Thursday, September 22, 2011

A Foreigner at Home


I feel foreign when...

  • I forget to wear my high heels and my long summer dress when we go for a stroll in the park.

  • Peter and I hold hands in public. Mothers and Fathers hold their children's hands; couples link arms.

  • Cigarette smoke bothers me.

  • I am with a large crowd of Americans.

  • When I attempt to speak Russian.

  • When I only understand one full sentence of Russian.

  • I look around and realize that no one looks like me.

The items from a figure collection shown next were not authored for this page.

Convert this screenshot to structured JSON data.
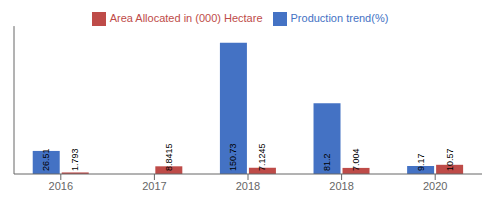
{
  "chart_data": {
    "type": "bar",
    "categories": [
      "2016",
      "2017",
      "2018",
      "2018",
      "2020"
    ],
    "series": [
      {
        "name": "Production trend(%)",
        "color": "#4472C4",
        "values": [
          26.51,
          0,
          150.73,
          81.2,
          9.17
        ]
      },
      {
        "name": "Area Allocated in (000) Hectare",
        "color": "#BE4B48",
        "values": [
          1.793,
          8.8415,
          7.1245,
          7.004,
          10.57
        ]
      }
    ],
    "ylim": [
      0,
      170
    ],
    "grid": false,
    "legend": "top",
    "data_labels": true,
    "tick_labels": "x"
  }
}
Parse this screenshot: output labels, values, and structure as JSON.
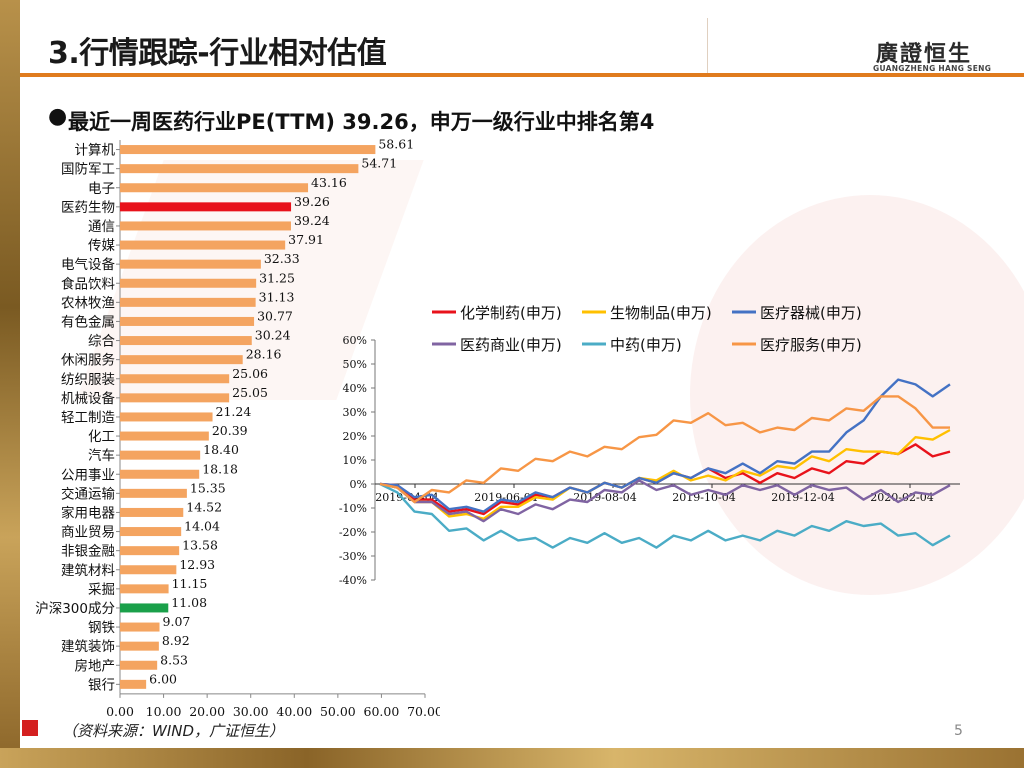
{
  "header": {
    "title": "3.行情跟踪-行业相对估值",
    "logo_cn": "廣證恒生",
    "logo_en": "GUANGZHENG HANG SENG"
  },
  "subtitle": "最近一周医药行业PE(TTM) 39.26，申万一级行业中排名第4",
  "footer": {
    "source": "（资料来源：WIND，广证恒生）",
    "page": "5"
  },
  "colors": {
    "bar_default": "#f4a460",
    "bar_pharma": "#e8121b",
    "bar_index": "#1aa04a",
    "accent": "#e07b1d"
  },
  "chart_data": [
    {
      "type": "bar",
      "orientation": "horizontal",
      "categories": [
        "计算机",
        "国防军工",
        "电子",
        "医药生物",
        "通信",
        "传媒",
        "电气设备",
        "食品饮料",
        "农林牧渔",
        "有色金属",
        "综合",
        "休闲服务",
        "纺织服装",
        "机械设备",
        "轻工制造",
        "化工",
        "汽车",
        "公用事业",
        "交通运输",
        "家用电器",
        "商业贸易",
        "非银金融",
        "建筑材料",
        "采掘",
        "沪深300成分",
        "钢铁",
        "建筑装饰",
        "房地产",
        "银行"
      ],
      "values": [
        58.61,
        54.71,
        43.16,
        39.26,
        39.24,
        37.91,
        32.33,
        31.25,
        31.13,
        30.77,
        30.24,
        28.16,
        25.06,
        25.05,
        21.24,
        20.39,
        18.4,
        18.18,
        15.35,
        14.52,
        14.04,
        13.58,
        12.93,
        11.15,
        11.08,
        9.07,
        8.92,
        8.53,
        6.0
      ],
      "labels": [
        "58.61",
        "54.71",
        "43.16",
        "39.26",
        "39.24",
        "37.91",
        "32.33",
        "31.25",
        "31.13",
        "30.77",
        "30.24",
        "28.16",
        "25.06",
        "25.05",
        "21.24",
        "20.39",
        "18.40",
        "18.18",
        "15.35",
        "14.52",
        "14.04",
        "13.58",
        "12.93",
        "11.15",
        "11.08",
        "9.07",
        "8.92",
        "8.53",
        "6.00"
      ],
      "highlight": {
        "医药生物": "pharma",
        "沪深300成分": "index"
      },
      "xlim": [
        0,
        70
      ],
      "xticks": [
        "0.00",
        "10.00",
        "20.00",
        "30.00",
        "40.00",
        "50.00",
        "60.00",
        "70.00"
      ]
    },
    {
      "type": "line",
      "x_ticks": [
        "2019-04-04",
        "2019-06-04",
        "2019-08-04",
        "2019-10-04",
        "2019-12-04",
        "2020-02-04"
      ],
      "ylim": [
        -40,
        60
      ],
      "y_ticks": [
        "60%",
        "50%",
        "40%",
        "30%",
        "20%",
        "10%",
        "0%",
        "-10%",
        "-20%",
        "-30%",
        "-40%"
      ],
      "legend": [
        "化学制药(申万)",
        "生物制品(申万)",
        "医疗器械(申万)",
        "医药商业(申万)",
        "中药(申万)",
        "医疗服务(申万)"
      ],
      "series": [
        {
          "name": "化学制药(申万)",
          "color": "#e8121b",
          "values": [
            0,
            -2,
            -5,
            -8,
            -10,
            -12,
            -11,
            -9,
            -7,
            -6,
            -4,
            -3,
            -2,
            -1,
            0,
            1,
            2,
            3,
            4,
            5,
            4,
            3,
            2,
            3,
            4,
            5,
            6,
            8,
            10,
            12,
            14,
            15,
            13,
            12
          ]
        },
        {
          "name": "生物制品(申万)",
          "color": "#ffc000",
          "values": [
            0,
            -3,
            -6,
            -9,
            -12,
            -14,
            -13,
            -11,
            -8,
            -7,
            -5,
            -3,
            -2,
            -1,
            0,
            1,
            3,
            4,
            3,
            2,
            3,
            4,
            5,
            6,
            8,
            10,
            11,
            13,
            15,
            12,
            14,
            18,
            20,
            21
          ]
        },
        {
          "name": "医疗器械(申万)",
          "color": "#4472c4",
          "values": [
            0,
            -2,
            -4,
            -6,
            -9,
            -11,
            -10,
            -8,
            -6,
            -5,
            -4,
            -3,
            -2,
            -1,
            0,
            1,
            2,
            3,
            4,
            5,
            6,
            7,
            6,
            8,
            10,
            12,
            15,
            20,
            28,
            35,
            45,
            40,
            38,
            40
          ]
        },
        {
          "name": "医药商业(申万)",
          "color": "#8064a2",
          "values": [
            0,
            -3,
            -6,
            -9,
            -11,
            -13,
            -14,
            -12,
            -11,
            -10,
            -9,
            -8,
            -6,
            -4,
            -2,
            0,
            -1,
            -2,
            -3,
            -4,
            -3,
            -2,
            -1,
            -2,
            -3,
            -2,
            -1,
            -3,
            -5,
            -4,
            -6,
            -5,
            -3,
            -2
          ]
        },
        {
          "name": "中药(申万)",
          "color": "#4bacc6",
          "values": [
            0,
            -5,
            -10,
            -14,
            -18,
            -20,
            -22,
            -21,
            -22,
            -24,
            -25,
            -24,
            -23,
            -22,
            -23,
            -24,
            -25,
            -23,
            -22,
            -21,
            -22,
            -23,
            -22,
            -21,
            -20,
            -19,
            -18,
            -17,
            -16,
            -18,
            -20,
            -22,
            -24,
            -23
          ]
        },
        {
          "name": "医疗服务(申万)",
          "color": "#f79646",
          "values": [
            0,
            -3,
            -6,
            -4,
            -2,
            0,
            2,
            5,
            7,
            9,
            11,
            12,
            13,
            14,
            16,
            18,
            22,
            25,
            27,
            28,
            26,
            24,
            23,
            22,
            24,
            26,
            28,
            30,
            32,
            35,
            38,
            30,
            25,
            22
          ]
        }
      ]
    }
  ]
}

Strange! (Although, if I upped the dressiness level of my outfit, I could pass for Russian).

  • We buy bacon from the same place we buy homestyle chocolate chip cookies.
  • I flinch when a car gets a little too close to me.

I feel at home when...

  • I chat it up with the girl at the samci stand.

  • The woman at the rotisserie chicken stand (next to the little shop we go to to buy American chocolate chip cookies) says, “Ne Vedila Vam Davno” (I haven't seen you in a long time) after summer break.

  • When I can say “Well, it is Kyrgyzstan after all” in response to oh so many things – like how cars run the stoplights, how things are always done last minute, how it is hard or impossible to find this or that or the other etc... but would feel defensive if an outsider made the same comment.

  • When I understand a full sentence of Russian.

  • When I can show the new-hires their way around town.

  • When I boldly (albeit stupidly) walk across a crosswalk just because everybody else is, not because it is our turn to cross.